A Pinocchio gli vengono gli orecchi di ciuco, e poi diventa un ciuchino vero e comincia a ragliare.

E questa sorpresa quale fu?
Ve lo dirò io, miei cari e piccoli lettori: la sorpresa fu che Pinocchio, svegliandosi, gli venne fatto naturalmente di grattarsi il capo; e nel grattarsi il capo si accorse…
Indovinate un po’ di che cosa si accorse?
Si accorse con sua grandissima maraviglia che gli orecchi gli erano cresciuti più d’un palmo.
Voi sapete che il burattino, fin dalla nascita, aveva gli orecchi piccini piccini: tanto piccini che, a occhio nudo, non si vedevano neppure!
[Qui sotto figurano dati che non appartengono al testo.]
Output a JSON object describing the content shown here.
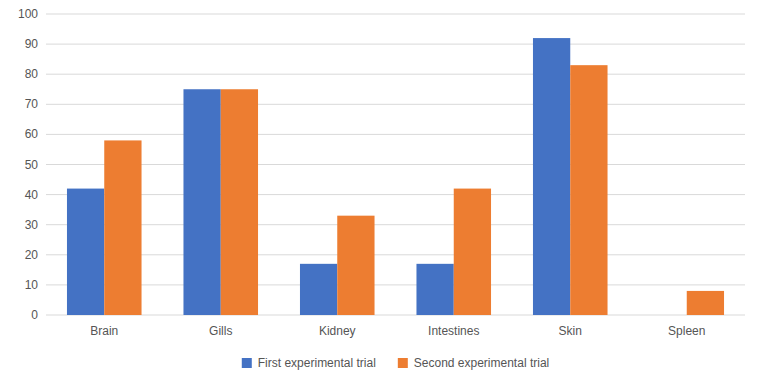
{
  "chart_data": {
    "type": "bar",
    "categories": [
      "Brain",
      "Gills",
      "Kidney",
      "Intestines",
      "Skin",
      "Spleen"
    ],
    "series": [
      {
        "name": "First experimental trial",
        "color": "#4472C4",
        "values": [
          42,
          75,
          17,
          17,
          92,
          0
        ]
      },
      {
        "name": "Second experimental trial",
        "color": "#ED7D31",
        "values": [
          58,
          75,
          33,
          42,
          83,
          8
        ]
      }
    ],
    "ylim": [
      0,
      100
    ],
    "yticks": [
      0,
      10,
      20,
      30,
      40,
      50,
      60,
      70,
      80,
      90,
      100
    ],
    "grid": true,
    "legend": "bottom"
  }
}
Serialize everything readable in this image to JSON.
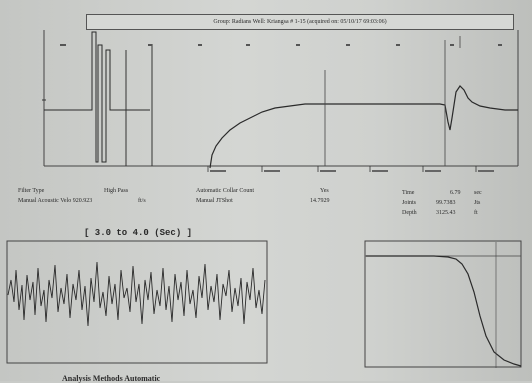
{
  "header": {
    "title": "Group: Radians   Well: Kriangsa # 1-15 (acquired on: 05/10/17 69:03:06)"
  },
  "log_info": {
    "filter_type_label": "Filter Type",
    "filter_type_value": "High Pass",
    "manual_velocity_label": "Manual Acoustic Velo 920.923",
    "manual_velocity_unit": "ft/s",
    "collar_count_label": "Automatic Collar Count",
    "collar_count_value": "Yes",
    "manual_jt_label": "Manual JTShot",
    "manual_jt_value": "14.7929",
    "time_label": "Time",
    "time_value": "6.79",
    "time_unit": "sec",
    "joints_label": "Joints",
    "joints_value": "99.7383",
    "joints_unit": "Jts",
    "depth_label": "Depth",
    "depth_value": "3125.43",
    "depth_unit": "ft"
  },
  "range": {
    "label": "[ 3.0  to  4.0 (Sec) ]"
  },
  "footer": {
    "label": "Analysis Methods   Automatic"
  },
  "colors": {
    "background": "#c9cbc8",
    "ink": "#2a2a2a"
  }
}
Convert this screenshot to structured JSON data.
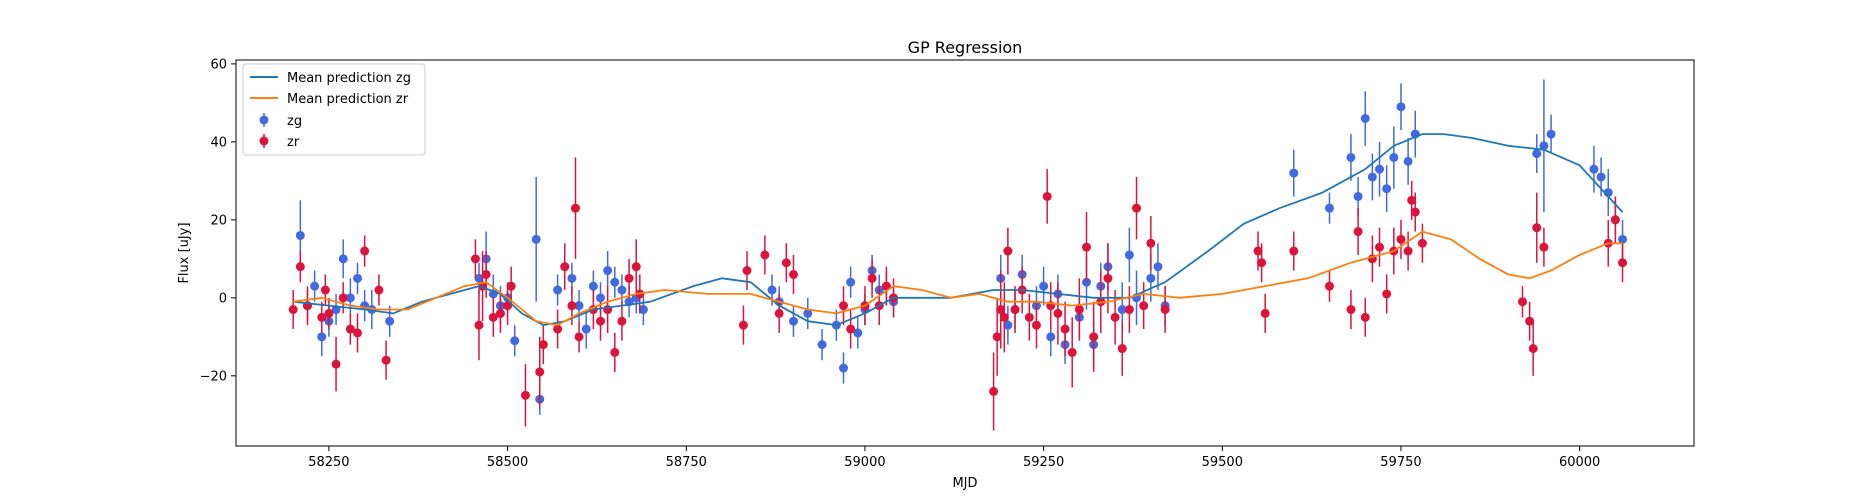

Immaginatevi dunque come restò, quando si poté scorgere che i suoi orecchi, durante la notte, erano così allungati, che parevano due spazzole di padule.
Andò subito in cerca di uno specchio, per potersi vedere: ma non trovando uno specchio, empì d’acqua la catinella del lavamano, e specchiandovisi dentro, vide quel che non avrebbe mai voluto vedere: vide, cioè, la sua immagine abbellita di un magnifico paio di orecchi asinini.
Lascio pensare a voi il dolore, la vergogna e la disperazione del povero Pinocchio!
Cominciò a piangere, a strillare, a battere la testa nel muro: ma quanto più si disperava, e più i suoi orecchi crescevano, crescevano e diventavano pelosi verso la cima. Al rumore di quelle grida acutissime, entrò nella stanza una bella Marmottina, che abitava il piano di sopra: la quale, vedendo il burattino in così grandi smanie, gli domandò premurosamente:
— Che cos’hai, mio caro casigliano?
— Sono malato, Marmottina mia, molto malato… e malato d’una malattia che mi fa paura! Te ne intendi tu del polso?
— Un pochino.
— Senti dunque se per caso avessi la febbre.
La Marmottina alzò la zampa destra davanti: e dopo aver tastato il polso di Pinocchio gli disse sospirando:
— Amico mio, mi dispiace doverti dare una cattiva notizia!…
— Cioè?
— Tu hai una gran brutta febbre!…
— E che febbre sarebbe?
— È la febbre del somaro.
— Non la capisco questa febbre! — rispose il burattino, che l’aveva pur troppo capita.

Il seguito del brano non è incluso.